What is Safe RL?
May 07, 2025
When we train or deploy RL agent to the real world, safety becomes a crucial part to consider. In order to train a safe RL agent, a problem formulation of CMDP(Constrained MDP) is used, where a safety constraint is added. On top of a vanilla MDP $(S, A, P, \gamma, R)$, there is an additional cost function $C(s,a,s’) \ge 0$, which penalizes unsafe regions. The safety constraint can be defined in different ways with the cost, such as expectation of cost or risk measures such as Conditional value at risk(CVaR).

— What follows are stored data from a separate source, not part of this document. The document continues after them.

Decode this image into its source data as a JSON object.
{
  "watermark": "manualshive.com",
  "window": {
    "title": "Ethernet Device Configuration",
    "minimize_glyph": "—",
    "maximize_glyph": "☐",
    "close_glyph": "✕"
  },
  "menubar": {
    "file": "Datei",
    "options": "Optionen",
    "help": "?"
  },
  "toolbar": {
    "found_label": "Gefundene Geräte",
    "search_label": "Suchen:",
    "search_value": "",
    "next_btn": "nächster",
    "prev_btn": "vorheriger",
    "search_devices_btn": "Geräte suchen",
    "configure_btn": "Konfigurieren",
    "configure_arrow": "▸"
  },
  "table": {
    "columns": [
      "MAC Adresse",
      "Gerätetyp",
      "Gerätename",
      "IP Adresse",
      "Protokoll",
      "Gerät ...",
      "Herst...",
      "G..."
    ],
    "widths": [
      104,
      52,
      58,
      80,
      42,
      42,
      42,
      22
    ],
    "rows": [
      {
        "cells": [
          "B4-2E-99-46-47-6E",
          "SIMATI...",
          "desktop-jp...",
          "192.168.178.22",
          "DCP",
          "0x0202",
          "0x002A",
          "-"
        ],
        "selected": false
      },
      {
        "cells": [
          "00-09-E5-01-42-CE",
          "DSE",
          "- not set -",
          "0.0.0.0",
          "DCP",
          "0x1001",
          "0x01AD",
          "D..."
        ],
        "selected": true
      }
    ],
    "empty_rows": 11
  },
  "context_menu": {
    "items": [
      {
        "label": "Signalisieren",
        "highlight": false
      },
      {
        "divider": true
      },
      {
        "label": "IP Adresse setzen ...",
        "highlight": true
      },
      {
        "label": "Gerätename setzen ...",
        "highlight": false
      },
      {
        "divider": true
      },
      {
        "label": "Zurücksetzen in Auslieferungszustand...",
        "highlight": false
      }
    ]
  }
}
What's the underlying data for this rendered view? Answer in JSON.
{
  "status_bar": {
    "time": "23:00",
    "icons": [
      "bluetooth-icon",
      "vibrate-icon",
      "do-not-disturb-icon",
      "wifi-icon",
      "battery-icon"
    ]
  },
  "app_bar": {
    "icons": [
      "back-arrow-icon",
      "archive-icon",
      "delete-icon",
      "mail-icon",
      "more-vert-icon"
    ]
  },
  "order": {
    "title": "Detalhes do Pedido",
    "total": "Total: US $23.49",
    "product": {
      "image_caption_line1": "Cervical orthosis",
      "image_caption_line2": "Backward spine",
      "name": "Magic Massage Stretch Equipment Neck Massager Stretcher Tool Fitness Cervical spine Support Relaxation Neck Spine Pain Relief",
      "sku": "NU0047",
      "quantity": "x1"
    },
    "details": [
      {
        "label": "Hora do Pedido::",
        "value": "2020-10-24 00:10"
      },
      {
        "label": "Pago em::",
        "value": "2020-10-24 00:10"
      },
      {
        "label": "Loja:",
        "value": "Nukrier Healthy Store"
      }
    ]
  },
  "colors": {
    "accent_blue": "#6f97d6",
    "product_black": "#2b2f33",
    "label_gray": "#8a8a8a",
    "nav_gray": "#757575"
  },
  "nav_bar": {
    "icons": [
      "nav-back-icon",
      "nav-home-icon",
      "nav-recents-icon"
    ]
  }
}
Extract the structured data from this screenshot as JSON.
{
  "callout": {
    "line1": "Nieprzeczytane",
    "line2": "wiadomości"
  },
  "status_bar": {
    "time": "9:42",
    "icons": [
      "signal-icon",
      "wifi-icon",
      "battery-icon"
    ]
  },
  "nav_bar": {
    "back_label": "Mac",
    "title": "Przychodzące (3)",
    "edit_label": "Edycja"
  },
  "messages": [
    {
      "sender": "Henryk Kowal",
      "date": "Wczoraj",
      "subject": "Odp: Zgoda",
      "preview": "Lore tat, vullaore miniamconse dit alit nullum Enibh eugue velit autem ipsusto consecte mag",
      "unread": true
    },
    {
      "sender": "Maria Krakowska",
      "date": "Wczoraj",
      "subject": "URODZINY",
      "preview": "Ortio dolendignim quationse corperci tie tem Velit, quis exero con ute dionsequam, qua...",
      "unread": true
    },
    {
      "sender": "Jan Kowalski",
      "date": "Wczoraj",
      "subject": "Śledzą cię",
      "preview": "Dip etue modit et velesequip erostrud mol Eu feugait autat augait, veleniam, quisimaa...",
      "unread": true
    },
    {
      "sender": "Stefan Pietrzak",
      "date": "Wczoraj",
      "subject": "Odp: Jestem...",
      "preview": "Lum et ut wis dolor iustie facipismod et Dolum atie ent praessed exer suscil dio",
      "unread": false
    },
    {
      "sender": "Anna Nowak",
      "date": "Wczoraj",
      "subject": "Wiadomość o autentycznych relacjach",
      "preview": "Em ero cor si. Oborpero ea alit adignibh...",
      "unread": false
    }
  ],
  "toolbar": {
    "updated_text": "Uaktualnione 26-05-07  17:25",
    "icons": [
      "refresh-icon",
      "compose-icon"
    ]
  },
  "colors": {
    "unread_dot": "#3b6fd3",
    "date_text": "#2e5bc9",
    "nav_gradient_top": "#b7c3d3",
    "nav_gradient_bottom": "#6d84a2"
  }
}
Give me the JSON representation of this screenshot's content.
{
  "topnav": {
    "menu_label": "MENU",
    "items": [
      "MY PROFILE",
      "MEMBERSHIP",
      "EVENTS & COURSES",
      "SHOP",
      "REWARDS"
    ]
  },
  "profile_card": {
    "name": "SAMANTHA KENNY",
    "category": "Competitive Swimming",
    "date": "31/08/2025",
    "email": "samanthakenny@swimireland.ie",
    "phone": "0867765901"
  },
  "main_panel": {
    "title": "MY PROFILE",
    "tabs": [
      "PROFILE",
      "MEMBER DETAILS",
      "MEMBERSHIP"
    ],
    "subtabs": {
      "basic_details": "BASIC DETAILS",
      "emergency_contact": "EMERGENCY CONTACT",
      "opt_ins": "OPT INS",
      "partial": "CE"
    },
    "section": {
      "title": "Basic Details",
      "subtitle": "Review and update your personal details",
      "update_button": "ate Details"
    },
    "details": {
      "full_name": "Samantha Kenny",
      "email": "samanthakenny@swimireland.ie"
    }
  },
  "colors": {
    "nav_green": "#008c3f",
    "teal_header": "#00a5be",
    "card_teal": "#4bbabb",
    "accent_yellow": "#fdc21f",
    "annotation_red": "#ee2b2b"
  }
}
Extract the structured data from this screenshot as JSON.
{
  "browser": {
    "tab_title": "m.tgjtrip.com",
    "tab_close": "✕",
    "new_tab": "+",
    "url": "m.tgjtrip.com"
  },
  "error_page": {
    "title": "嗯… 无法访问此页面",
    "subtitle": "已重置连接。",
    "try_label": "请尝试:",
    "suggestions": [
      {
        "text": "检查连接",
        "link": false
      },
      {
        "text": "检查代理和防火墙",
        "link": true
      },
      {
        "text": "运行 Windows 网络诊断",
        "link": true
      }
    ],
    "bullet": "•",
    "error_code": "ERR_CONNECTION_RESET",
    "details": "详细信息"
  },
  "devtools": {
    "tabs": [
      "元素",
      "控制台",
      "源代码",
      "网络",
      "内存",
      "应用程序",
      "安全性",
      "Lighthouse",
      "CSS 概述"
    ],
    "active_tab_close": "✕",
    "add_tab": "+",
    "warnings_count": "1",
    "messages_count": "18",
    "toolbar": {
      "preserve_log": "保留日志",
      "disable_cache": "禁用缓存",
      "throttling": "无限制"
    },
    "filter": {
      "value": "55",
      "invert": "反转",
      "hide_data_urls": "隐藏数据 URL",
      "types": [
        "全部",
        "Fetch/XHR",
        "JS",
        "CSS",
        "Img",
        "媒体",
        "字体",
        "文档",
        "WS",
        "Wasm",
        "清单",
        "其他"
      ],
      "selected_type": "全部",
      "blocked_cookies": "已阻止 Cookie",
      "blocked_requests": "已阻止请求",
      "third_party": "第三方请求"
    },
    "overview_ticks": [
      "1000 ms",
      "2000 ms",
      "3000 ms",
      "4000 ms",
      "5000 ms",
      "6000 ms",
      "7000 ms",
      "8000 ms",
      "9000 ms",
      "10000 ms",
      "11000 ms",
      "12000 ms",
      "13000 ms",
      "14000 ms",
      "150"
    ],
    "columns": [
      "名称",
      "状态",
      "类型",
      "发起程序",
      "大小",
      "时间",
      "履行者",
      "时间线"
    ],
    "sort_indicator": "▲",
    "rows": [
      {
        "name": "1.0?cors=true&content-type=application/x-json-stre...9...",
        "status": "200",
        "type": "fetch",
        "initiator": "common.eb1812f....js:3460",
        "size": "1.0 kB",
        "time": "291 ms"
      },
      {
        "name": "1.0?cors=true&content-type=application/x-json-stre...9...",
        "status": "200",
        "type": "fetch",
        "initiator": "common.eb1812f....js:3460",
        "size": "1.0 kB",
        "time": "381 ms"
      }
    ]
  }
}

\[\begin{align} J_{C} & = \sum_{t}\gamma^{t}C(s_{t}, a_t, s_{t+1}) \\ Q^{\pi}_{risk} & = \mathbb{E}^{\pi}\left[ J_{C} \right]\le \epsilon \\ \text{CVaR}_{\alpha}(J_{C}) & = \mathbb{E}^{\pi}\left[ J_{C}\mid J_{C} \ge \text{VaR}_\alpha(J_{C}) \right]\le \epsilon \end{align}\]The goal of CMDP is to maximize return while satisfying constraints.
\[\begin{align} \max_{\pi}\sum\gamma^{t}R_{t}\ s.t.\ S\left( \sum\gamma^{t}C_{t} \right)\leq \epsilon \end{align}\]One way for solving CMDP is to train a safety monitoring module, or safety critic that evaluates whether the state, action is potentially unsafe. For example, Recovery RL trains a $\hat{Q}_{risk}$ from offline data, and utilize it during online exploration. If the agent enters the unsafe region, the agent executes a recovery policy or a task policy depending on the safety critic.
Another way to solve CMDP is to perform the constrained optimization problem on the policy itself. Similar to the idea of TRPO, we can approximate the problem into linear quadratic programming within the trust region. Or we can convert the constraint into a penalty term in the objective by Lagrangian method.
Reference
K. Srinivasan, B. Eysenbach, S. Ha, J. Tan, and C. Finn, “Learning to be safe: Deep rl with a safety critic,” arXiv preprint arXiv:2010.14603, 2020.
B. Thananjeyan, A. Balakrishna, S. Nair, M. Luo, K. Srinivasan, M. Hwang, J. E. Gonzalez, J. Ibarz, C. Finn, and K. Goldberg, “Recovery rl: Safe reinforcement learning with learned recovery zones,” IEEE Robotics and Automation Letters, vol. 6, no. 3, pp. 4915–4922, 2021.